* Dollar retreats after BOJ policy underwhelms market
* Scope for yen weakness likely to resume longer-term
* Strategists say LTRO repayment could lift euro
By Nia Williams
LONDON, Jan 23 (Reuters) - The yen pushed higher against the euro and dollar on Wednesday, extending gains from the previous day, when monetary easing from Bank of Japan fell short of some expectations for faster, more aggressive action.
Weakness against the yen also dragged the euro lower against the dollar, although losses were limited after a much stronger-than-expected German economic sentiment survey on Tuesday.
Citi strategists said in a note that comments from Michael Meister, a senior member of German Chancellor Angela Merkel’s party, indicating Germany may retaliate if the Japanese efforts to cheapen the yen continue had also weighed on the euro.
After weeks of intense speculation that weighed heavily on the yen, some market players were underwhelmed by the BOJ’s pledge to double its inflation target and switch to an open-ended commitment to buying assets next year.
While the move to end years of economic stagnation was the bank’s boldest action yet, it had been widely leaked to the media and fell short of lofty market expectations for an immediate substantial stimulus boost.
The dollar fell 0.4 percent to 88.38 yen, retreating from a 2-1/2 year high of 90.25 yen on Monday. The U.S. currency is still up around 11 percent against the yen from mid-November.
“The BOJ meeting was marginally disappointing so there is a bit of profit-taking going on,” said Geoff Kendrick, currency strategist at Nomura.
“Our view is that we will get stuck below 90 yen but probably go no lower than 87 until we get more news, which will not come out until we find out who the new (BOJ) governor is.”
A forthcoming change in BOJ leadership is expected to weigh on the yen, given expectations for Prime Minister Shinzo Abe to appoint a governor favouring loose monetary policy. Current governor Masaaki Shirakawa’s term ends in April.
The euro fell 0.7 percent to 117.36 yen, pulling away from a 20-month peak of 120.73 yen reached on Friday.
Still, many analysts saw the yen weakening over the medium- to longer-term, based on expectations the BOJ will remain under pressure to inject more stimulus into the economy.
“I continue to believe that this (BOJ) move is consistent with the shift in attitude and in the direction of policy, which will deliver a higher dollar/yen level over the coming year, and an overshoot above 100 in due course,” said Kit Juckes, FX strategist at Societe Generale.
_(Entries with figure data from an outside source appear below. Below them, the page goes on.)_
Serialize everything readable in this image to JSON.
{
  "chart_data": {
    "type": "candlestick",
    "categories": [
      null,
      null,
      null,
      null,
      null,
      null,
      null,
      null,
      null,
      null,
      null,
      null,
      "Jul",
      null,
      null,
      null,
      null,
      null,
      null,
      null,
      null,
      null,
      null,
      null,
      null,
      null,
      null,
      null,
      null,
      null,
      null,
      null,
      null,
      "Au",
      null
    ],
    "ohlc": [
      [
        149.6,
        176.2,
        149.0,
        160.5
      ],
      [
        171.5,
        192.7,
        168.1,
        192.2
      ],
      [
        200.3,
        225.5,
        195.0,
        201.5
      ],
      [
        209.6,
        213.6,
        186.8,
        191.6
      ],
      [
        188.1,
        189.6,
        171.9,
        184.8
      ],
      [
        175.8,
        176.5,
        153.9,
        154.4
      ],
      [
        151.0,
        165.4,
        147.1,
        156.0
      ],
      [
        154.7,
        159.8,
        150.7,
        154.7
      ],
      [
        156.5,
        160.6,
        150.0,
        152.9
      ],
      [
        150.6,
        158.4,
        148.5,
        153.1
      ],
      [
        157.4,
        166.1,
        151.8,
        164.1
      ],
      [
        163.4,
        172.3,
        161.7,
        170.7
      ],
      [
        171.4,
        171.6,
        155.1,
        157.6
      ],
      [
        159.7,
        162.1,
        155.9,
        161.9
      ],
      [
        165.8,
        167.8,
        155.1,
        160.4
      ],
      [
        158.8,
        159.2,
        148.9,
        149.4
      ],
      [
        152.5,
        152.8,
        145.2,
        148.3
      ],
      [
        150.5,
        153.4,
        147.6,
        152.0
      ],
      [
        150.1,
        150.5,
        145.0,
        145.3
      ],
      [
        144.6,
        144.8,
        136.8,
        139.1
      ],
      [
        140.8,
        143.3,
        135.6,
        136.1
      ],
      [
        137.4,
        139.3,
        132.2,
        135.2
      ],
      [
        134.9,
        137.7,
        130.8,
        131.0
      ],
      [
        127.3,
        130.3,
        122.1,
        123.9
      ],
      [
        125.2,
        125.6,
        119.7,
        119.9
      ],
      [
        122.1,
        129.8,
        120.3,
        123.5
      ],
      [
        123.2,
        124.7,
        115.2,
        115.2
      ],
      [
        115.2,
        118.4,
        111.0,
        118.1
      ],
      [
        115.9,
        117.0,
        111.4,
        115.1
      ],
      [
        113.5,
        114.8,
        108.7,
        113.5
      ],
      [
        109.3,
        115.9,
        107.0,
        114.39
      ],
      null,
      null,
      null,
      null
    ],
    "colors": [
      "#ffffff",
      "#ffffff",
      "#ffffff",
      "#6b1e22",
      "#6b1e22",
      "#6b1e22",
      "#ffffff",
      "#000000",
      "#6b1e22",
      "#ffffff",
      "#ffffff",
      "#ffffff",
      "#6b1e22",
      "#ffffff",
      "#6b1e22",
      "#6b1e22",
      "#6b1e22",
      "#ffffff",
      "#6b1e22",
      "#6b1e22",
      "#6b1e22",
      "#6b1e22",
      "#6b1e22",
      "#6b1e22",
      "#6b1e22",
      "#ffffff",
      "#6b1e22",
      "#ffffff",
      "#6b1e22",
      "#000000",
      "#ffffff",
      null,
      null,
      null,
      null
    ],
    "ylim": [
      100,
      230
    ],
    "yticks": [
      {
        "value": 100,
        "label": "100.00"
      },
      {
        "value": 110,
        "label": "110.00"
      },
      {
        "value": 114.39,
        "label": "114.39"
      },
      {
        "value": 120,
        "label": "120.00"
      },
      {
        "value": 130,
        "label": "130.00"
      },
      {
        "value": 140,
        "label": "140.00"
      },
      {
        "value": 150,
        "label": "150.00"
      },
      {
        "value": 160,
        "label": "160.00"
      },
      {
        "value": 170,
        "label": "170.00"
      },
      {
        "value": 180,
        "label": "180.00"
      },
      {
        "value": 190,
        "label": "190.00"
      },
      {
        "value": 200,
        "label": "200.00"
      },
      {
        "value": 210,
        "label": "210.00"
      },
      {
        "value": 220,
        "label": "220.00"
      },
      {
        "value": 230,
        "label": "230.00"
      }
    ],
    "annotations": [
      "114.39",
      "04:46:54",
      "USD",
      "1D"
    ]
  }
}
The euro dipped 0.1 percent against the dollar to $1.3305, holding within sight of last week’s 11-month high of $1.3404. Market players reported supporting bids at $1.3275-85.
Some strategists said the euro would find some support ahead of an announcement on Friday on the size of next week’s first repayments of three-year loans taken by banks from the European Central Bank a year ago.
Banks took more than 1 trillion euros in ultra-cheap LTRO (loan-term refinancing operation) loans from the ECB. A Reuters poll showed traders expected about 1 billion euros to be paid back next week.
Nomura’s Kendrick said investors would see the repayments as a move to tighten monetary policy by the ECB, in sharp contrast to the U.S. Federal Reserve and BOJ asset purchase schemes.
“Relative to other central banks the ECB is at least flatlining and at best shrinking its balance sheet. We will wait for the LTRO repayment and if that’s a bigger number than expected euro may break the highs around $1.34,” he said.
Deutsche Bank strategists said in a note they viewed the LTRO repayments as a major positive for the euro, and were targeting a break above $1.35.